La communauté internationale pousse à la réconciliation nationale, mais les Centrafricains n’y sont pas prêts. Il faut un devoir de mémoire, les gens qui tuent, les bourreaux sont toujours libres, ils sont au pouvoir, ils ont l’argent. C’est impossible de pardonner sans désigner et juger les coupables. La communauté internationale pousse également à des élections mais pas de recensement, le corps électoral est inconnu. Il faut que ceux qui se présentent soient propres, honnêtes. Actuellement, ce sont les bourreaux qui sont en campagne. Il faut que celui qui sera élu soit accepté par tous, y compris par l’opposition. Pour le moment, des régions entières sont inaccessibles même certains quartiers de Bangui.

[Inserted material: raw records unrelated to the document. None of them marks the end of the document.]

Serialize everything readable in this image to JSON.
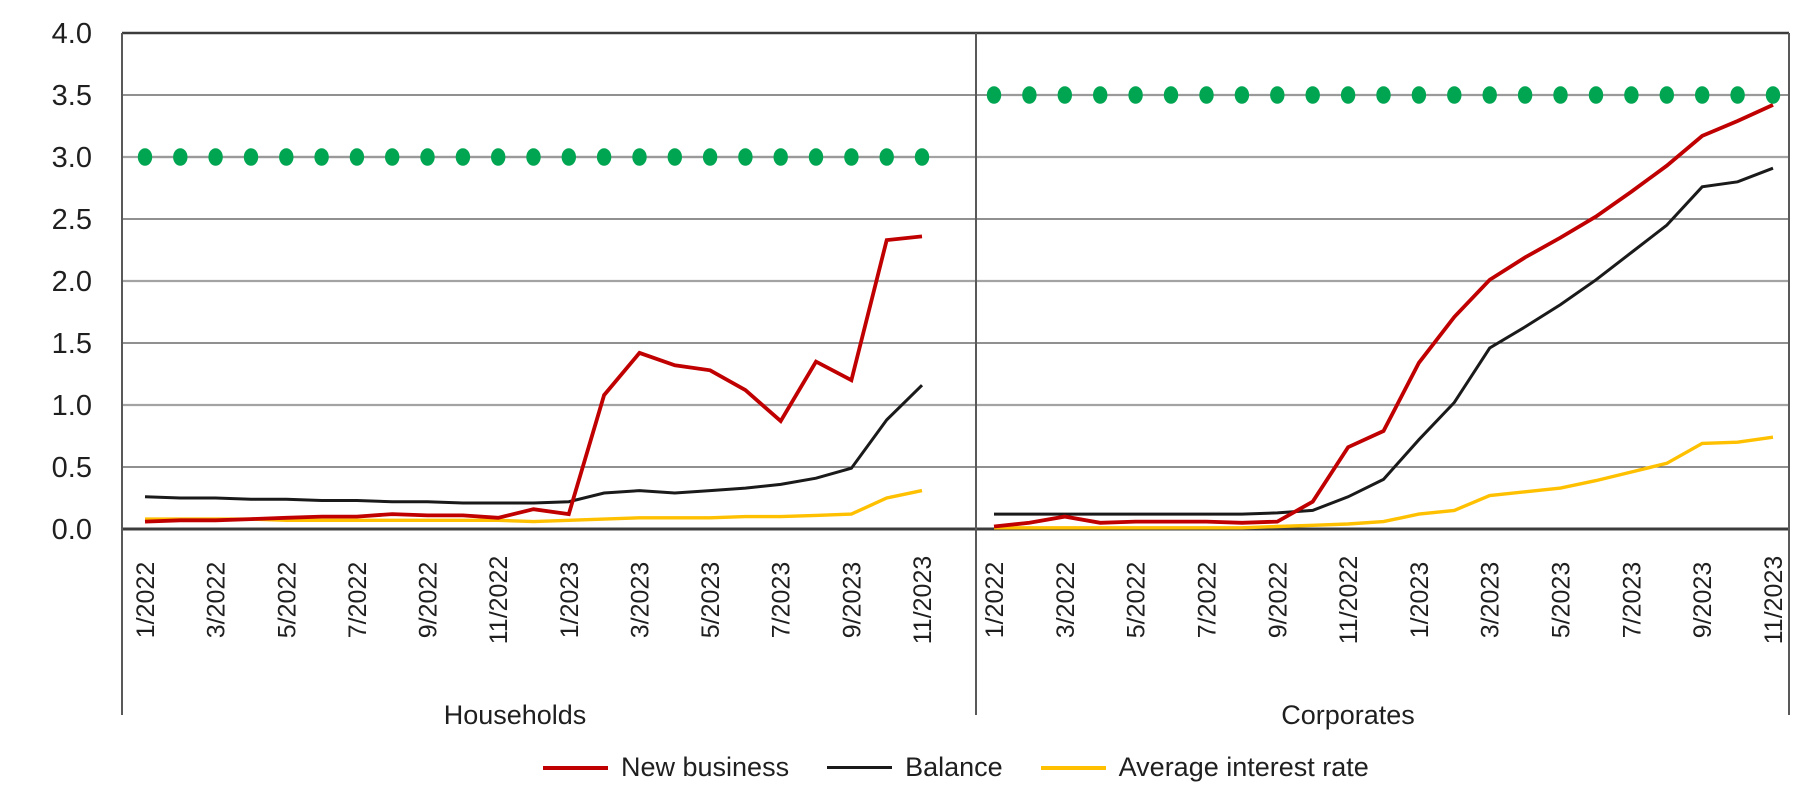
{
  "chart_data": {
    "type": "line",
    "title": "",
    "ylabel": "",
    "xlabel": "",
    "ylim": [
      0,
      4
    ],
    "grid": true,
    "legend_position": "bottom",
    "y_ticks": [
      4.0,
      3.5,
      3.0,
      2.5,
      2.0,
      1.5,
      1.0,
      0.5,
      0.0
    ],
    "x": [
      "1/2022",
      "2/2022",
      "3/2022",
      "4/2022",
      "5/2022",
      "6/2022",
      "7/2022",
      "8/2022",
      "9/2022",
      "10/2022",
      "11/2022",
      "12/2022",
      "1/2023",
      "2/2023",
      "3/2023",
      "4/2023",
      "5/2023",
      "6/2023",
      "7/2023",
      "8/2023",
      "9/2023",
      "10/2023",
      "11/2023"
    ],
    "x_tick_labels_shown": [
      "1/2022",
      "3/2022",
      "5/2022",
      "7/2022",
      "9/2022",
      "11/2022",
      "1/2023",
      "3/2023",
      "5/2023",
      "7/2023",
      "9/2023",
      "11/2023"
    ],
    "panels": [
      {
        "label": "Households",
        "series": [
          {
            "name": "Balance",
            "color": "#1a1a1a",
            "style": "line",
            "values": [
              0.26,
              0.25,
              0.25,
              0.24,
              0.24,
              0.23,
              0.23,
              0.22,
              0.22,
              0.21,
              0.21,
              0.21,
              0.22,
              0.29,
              0.31,
              0.29,
              0.31,
              0.33,
              0.36,
              0.41,
              0.49,
              0.88,
              1.16
            ]
          },
          {
            "name": "Average interest rate",
            "color": "#ffc000",
            "style": "line",
            "values": [
              0.08,
              0.08,
              0.08,
              0.08,
              0.07,
              0.07,
              0.07,
              0.07,
              0.07,
              0.07,
              0.07,
              0.06,
              0.07,
              0.08,
              0.09,
              0.09,
              0.09,
              0.1,
              0.1,
              0.11,
              0.12,
              0.25,
              0.31
            ]
          },
          {
            "name": "New business",
            "color": "#c00000",
            "style": "line",
            "values": [
              0.06,
              0.07,
              0.07,
              0.08,
              0.09,
              0.1,
              0.1,
              0.12,
              0.11,
              0.11,
              0.09,
              0.16,
              0.12,
              1.08,
              1.42,
              1.32,
              1.28,
              1.12,
              0.87,
              1.35,
              1.2,
              2.33,
              2.36
            ]
          },
          {
            "name": "Reference level",
            "color": "#00a551",
            "style": "dot-markers",
            "values": [
              3.0,
              3.0,
              3.0,
              3.0,
              3.0,
              3.0,
              3.0,
              3.0,
              3.0,
              3.0,
              3.0,
              3.0,
              3.0,
              3.0,
              3.0,
              3.0,
              3.0,
              3.0,
              3.0,
              3.0,
              3.0,
              3.0,
              3.0
            ]
          }
        ]
      },
      {
        "label": "Corporates",
        "series": [
          {
            "name": "Balance",
            "color": "#1a1a1a",
            "style": "line",
            "values": [
              0.12,
              0.12,
              0.12,
              0.12,
              0.12,
              0.12,
              0.12,
              0.12,
              0.13,
              0.15,
              0.26,
              0.4,
              0.72,
              1.02,
              1.46,
              1.63,
              1.81,
              2.01,
              2.23,
              2.45,
              2.76,
              2.8,
              2.91
            ]
          },
          {
            "name": "Average interest rate",
            "color": "#ffc000",
            "style": "line",
            "values": [
              0.01,
              0.01,
              0.01,
              0.01,
              0.01,
              0.01,
              0.01,
              0.01,
              0.02,
              0.03,
              0.04,
              0.06,
              0.12,
              0.15,
              0.27,
              0.3,
              0.33,
              0.39,
              0.46,
              0.53,
              0.69,
              0.7,
              0.74
            ]
          },
          {
            "name": "New business",
            "color": "#c00000",
            "style": "line",
            "values": [
              0.02,
              0.05,
              0.1,
              0.05,
              0.06,
              0.06,
              0.06,
              0.05,
              0.06,
              0.22,
              0.66,
              0.79,
              1.34,
              1.71,
              2.01,
              2.19,
              2.35,
              2.52,
              2.72,
              2.93,
              3.17,
              3.29,
              3.42
            ]
          },
          {
            "name": "Reference level",
            "color": "#00a551",
            "style": "dot-markers",
            "values": [
              3.5,
              3.5,
              3.5,
              3.5,
              3.5,
              3.5,
              3.5,
              3.5,
              3.5,
              3.5,
              3.5,
              3.5,
              3.5,
              3.5,
              3.5,
              3.5,
              3.5,
              3.5,
              3.5,
              3.5,
              3.5,
              3.5,
              3.5
            ]
          }
        ]
      }
    ],
    "legend_items": [
      {
        "label": "New business",
        "color": "#c00000"
      },
      {
        "label": "Balance",
        "color": "#1a1a1a"
      },
      {
        "label": "Average interest rate",
        "color": "#ffc000"
      }
    ]
  }
}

Une justice multiforme. Faire face à un passé de violation des Droits de l’homme au travers de quatre mécanismes : – Poursuites pénales – Recherche de la vérité – Réparation – Réformes institutionnelles y compris pour les militaires qui sont coupables d’exactions, viols, meurtres. Ils doivent être jugés dans le pays. Pour le moment, il n’y a rien de tout cela, il y a toujours la crise et le pardon est impossible.

Les richesses. Des rumeurs, pas de documents officiels mais on peut penser que le Cameroun qui vend du ciment à la RCA, ce qui représente au moins 8% de sa richesse, n’a pas intérêt à ce que la RCA exploite son ciment. Idem pour le Tchad, pour la France par l’intermédiaire du Tchad, pour l’exploitation du pétrole. Et peut-être encore, le Congo qui voudrait installer une base militaire. Dans les relations internationales, pas d’amis, que des intérêts.

Le public a été touché par la sincérité et l’émotion d’Arnaud et par l’amour qu’il porte à son pays. Son but est de finir ses études en France pour retourner en Centrafrique et aider à la reconstruction. Il est soutenu dans ses études et ses projets par l’association GAA, Groupe d’Aide à Arnaud et à la Centrafrique. Nous lui souhaitons tout le succès possible et espérons avoir de ses nouvelles dans le temps.